Sunday, October 14, 2012

Radio Moment of the Week

lynne2






Lynne Stewart is a political prisoner.  She's a victim of two occupants of the White House.  First, Bully Boy Bush who went after her.  Second, Barack Obama who refused to let her original sentence stand and demanded the judge re-sentence her (to a longer sentence -- when you make the demand for re-sentencing, that is what you're ordering).  She's a 73-year-old breast cancer survivor who broke no law but has been given a ten year sentence.  Remember that the next time Barack trots out his sick mommy for sympathy.  If he gave a damn about his mother or that cancer that claimed her, he damn well wouldn't be putting an elderly cancer survivor behind bars for 10 years when she never broke the damn law.



On last week's   Law and Disorder Radio,  an hour long program that airs Monday mornings at 9:00 a.m.
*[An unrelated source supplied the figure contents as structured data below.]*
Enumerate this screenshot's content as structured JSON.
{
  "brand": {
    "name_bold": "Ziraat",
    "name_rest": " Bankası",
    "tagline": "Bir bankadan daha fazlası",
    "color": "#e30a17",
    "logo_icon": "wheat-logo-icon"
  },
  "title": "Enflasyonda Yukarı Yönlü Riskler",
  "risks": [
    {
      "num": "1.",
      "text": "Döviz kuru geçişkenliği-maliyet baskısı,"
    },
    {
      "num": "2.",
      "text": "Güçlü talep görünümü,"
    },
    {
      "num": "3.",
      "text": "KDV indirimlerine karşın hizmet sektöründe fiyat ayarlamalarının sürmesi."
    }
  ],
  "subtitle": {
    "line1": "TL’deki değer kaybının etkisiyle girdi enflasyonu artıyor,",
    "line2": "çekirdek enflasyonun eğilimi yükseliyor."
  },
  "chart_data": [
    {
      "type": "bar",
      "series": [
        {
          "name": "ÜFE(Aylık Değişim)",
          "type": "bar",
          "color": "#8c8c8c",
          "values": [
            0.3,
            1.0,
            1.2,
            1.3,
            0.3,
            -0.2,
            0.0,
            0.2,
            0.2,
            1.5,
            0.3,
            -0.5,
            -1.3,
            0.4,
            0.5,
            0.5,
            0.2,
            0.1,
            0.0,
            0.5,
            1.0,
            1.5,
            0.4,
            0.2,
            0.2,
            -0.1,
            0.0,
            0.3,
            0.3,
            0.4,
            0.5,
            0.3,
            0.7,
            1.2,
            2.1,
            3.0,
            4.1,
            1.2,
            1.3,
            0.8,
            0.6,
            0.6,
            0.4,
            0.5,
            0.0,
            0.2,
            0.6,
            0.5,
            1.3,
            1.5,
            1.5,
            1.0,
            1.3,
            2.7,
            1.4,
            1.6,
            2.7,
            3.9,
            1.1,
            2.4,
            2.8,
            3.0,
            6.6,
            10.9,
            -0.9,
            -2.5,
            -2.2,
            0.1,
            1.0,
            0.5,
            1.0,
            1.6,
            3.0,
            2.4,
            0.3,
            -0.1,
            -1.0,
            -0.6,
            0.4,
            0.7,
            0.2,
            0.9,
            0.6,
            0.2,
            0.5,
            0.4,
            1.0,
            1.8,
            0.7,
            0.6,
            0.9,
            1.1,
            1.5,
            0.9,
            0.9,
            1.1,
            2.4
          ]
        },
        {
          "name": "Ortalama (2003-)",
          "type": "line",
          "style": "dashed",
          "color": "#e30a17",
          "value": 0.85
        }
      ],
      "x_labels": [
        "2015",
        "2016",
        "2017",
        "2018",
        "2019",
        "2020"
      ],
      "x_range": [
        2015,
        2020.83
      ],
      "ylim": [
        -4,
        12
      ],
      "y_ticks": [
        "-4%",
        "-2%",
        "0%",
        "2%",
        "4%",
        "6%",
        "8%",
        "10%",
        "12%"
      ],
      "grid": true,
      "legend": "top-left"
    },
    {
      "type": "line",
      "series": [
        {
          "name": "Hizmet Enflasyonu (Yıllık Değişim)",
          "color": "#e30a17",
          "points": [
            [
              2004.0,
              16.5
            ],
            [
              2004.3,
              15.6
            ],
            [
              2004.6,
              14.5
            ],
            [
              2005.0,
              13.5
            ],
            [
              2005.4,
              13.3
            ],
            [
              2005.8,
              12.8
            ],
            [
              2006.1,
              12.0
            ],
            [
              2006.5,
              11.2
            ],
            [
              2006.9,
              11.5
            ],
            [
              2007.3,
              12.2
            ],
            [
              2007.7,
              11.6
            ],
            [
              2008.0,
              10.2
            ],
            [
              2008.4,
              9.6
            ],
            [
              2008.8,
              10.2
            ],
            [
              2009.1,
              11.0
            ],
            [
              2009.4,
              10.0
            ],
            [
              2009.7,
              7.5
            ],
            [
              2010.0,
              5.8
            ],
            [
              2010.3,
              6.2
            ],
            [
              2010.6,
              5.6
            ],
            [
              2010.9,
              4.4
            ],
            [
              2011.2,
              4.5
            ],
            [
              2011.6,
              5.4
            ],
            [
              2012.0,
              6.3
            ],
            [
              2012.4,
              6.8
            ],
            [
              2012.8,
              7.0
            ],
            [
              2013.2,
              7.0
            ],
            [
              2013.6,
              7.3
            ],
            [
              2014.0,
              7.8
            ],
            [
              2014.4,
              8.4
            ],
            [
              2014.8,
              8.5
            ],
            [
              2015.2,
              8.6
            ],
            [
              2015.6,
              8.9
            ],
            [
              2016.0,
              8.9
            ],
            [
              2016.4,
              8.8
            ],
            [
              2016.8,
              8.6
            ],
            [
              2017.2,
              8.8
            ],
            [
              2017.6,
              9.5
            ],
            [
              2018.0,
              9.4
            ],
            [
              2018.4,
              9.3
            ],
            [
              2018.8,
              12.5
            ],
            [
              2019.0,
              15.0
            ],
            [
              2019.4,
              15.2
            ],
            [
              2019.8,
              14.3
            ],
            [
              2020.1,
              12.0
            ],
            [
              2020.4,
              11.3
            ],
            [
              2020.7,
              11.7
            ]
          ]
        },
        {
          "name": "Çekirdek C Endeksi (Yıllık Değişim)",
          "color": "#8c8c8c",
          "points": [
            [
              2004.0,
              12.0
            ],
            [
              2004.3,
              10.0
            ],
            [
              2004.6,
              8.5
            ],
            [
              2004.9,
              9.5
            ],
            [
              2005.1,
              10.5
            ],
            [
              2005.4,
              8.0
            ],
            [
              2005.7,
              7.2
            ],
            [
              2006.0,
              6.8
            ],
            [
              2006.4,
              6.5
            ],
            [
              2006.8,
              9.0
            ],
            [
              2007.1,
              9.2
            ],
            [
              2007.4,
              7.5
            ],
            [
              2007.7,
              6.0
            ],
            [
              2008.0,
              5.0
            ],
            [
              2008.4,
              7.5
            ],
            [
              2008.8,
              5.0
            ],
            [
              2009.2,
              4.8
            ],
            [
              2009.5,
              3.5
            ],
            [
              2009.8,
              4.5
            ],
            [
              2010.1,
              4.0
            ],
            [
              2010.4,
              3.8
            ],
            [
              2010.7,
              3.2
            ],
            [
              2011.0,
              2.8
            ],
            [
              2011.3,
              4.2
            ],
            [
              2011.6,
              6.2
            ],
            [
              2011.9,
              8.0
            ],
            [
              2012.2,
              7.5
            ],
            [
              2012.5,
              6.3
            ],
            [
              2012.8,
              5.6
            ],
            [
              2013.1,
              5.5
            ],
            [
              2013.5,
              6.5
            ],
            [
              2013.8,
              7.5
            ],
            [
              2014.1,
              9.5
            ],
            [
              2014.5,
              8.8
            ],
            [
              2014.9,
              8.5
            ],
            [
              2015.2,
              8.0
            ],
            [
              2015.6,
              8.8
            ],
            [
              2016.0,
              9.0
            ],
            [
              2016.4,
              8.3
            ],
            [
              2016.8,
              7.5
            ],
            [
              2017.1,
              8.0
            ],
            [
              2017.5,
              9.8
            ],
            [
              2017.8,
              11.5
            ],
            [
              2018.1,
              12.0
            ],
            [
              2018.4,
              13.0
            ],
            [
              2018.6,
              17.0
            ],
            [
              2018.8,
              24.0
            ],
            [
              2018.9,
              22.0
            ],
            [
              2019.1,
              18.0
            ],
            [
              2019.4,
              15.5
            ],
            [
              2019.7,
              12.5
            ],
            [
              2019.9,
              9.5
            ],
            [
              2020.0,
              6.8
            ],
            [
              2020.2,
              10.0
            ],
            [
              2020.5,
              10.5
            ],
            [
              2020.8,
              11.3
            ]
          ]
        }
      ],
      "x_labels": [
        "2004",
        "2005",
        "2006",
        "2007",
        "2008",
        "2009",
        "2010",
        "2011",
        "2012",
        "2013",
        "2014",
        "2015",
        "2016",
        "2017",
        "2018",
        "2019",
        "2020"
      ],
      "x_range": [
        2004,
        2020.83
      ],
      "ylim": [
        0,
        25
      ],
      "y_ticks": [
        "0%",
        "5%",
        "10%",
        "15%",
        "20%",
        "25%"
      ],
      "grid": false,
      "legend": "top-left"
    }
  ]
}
EST on WBAI and around the country throughout the week,  attorneys Heidi Boghosian, and Michael Ratner (Center for Constitutional Rights)  discussed her case.


Michael Ratner:  Heidi, we've covered the plight and the imprisonment of Lynne Stewart a number of times on this show.  We've interviewed Lynne, we've had her in our studio.  She's an incredibly remarkable lawyer.  But unfortunately, she's in prison.  And she's been trying to appeal a very long sentence -- ten years.  Can you give us an update on where that is going right now?

Heidi Boghosian: Michael,  we learned a week or so ago that the Second Circuit Court of Appeals has turned down Lynne Stewart's request for a reconsideration on what listeners may recall was actually a second sentence, a much harsher sentence than Judge [John G.] Koeltl who heard her case initially imposed.  He gave her what I think was a year-and-a-half.

Michael Ratner: 24 months --

Heidi Boghosian: 24 months that would include time served.  The government came back to him and said that essentially this wasn't harsh enough, you have to reconsider.  They criticized his decision -- a decision that was based in part on a volume, hundreds of letters that clients and friends and colleagues wrote on behalf of Lynne attesting to her many contributions really in the field of what we might call poverty law, defending those who traditionally don't get the kind of defense that they really need.  And Judge Koeltl then sentenced her, in what many of us thought was really a travesty of justice, to ten years, given her health, her age, the body of her work.  She's in a medical facility in Texas and on hearing the news that the Second Circuit Court of Appeals rejected her request, she wrote of a favorite line of Edna St. Vincent Millay's sonnet: "Pity me that the heart is slow to learn what the swift mind beholds at every turn" ("Pity Me Not").  And the next step in this case will be the Supreme Court of the United States.  The defense has 90 days to petition the Supreme Court to take the case and obviously it has to be based on the issues raised on appeal which includes what she calls the sentencing fiasco.  A sad turn of events for really a feisty spirit who has, we've heard, helped a lot of women in the facility she's in, as a jailhouse lawyer and I think she's actually been subjected to some retalitory action because of her assistance.

Michael Ratner: I mean, Lynne is someone who doesn't give up so I'm sure she has her fighting spirit intact in prison but it is an outrageously long sentence of ten years.  The conviction was already outrageous as we reminded our people that the conduct she was alleged to have done was done under --


Heidi Bohosian:  [Attorney General] Janet Reno, under the Clinton administration.  And they just gave her a slap on the wrist, said don't do it again.  It was essentially not a criminal act.  It was a procedural administral adminstrative violation by -- She was forced to sign what are called Special Administrative Measures saying she would act in a certain way in her representation of the so-called blind sheik.  And Reno didn't see fit to do anything other than to caution her to do it again.  Yet [Attorney General John] Ashcroft comes in under Bush and they made --

Michael Ratner:  After 9-11.

Heidi Boghosian:  After 9-11.  He appeared on the [David] Letterman show in a highly unusual move announcing the indictment of Lynne, really held her up as an example we think of warning to progressive lawyers who might want to represent individuals who speak out against government policies.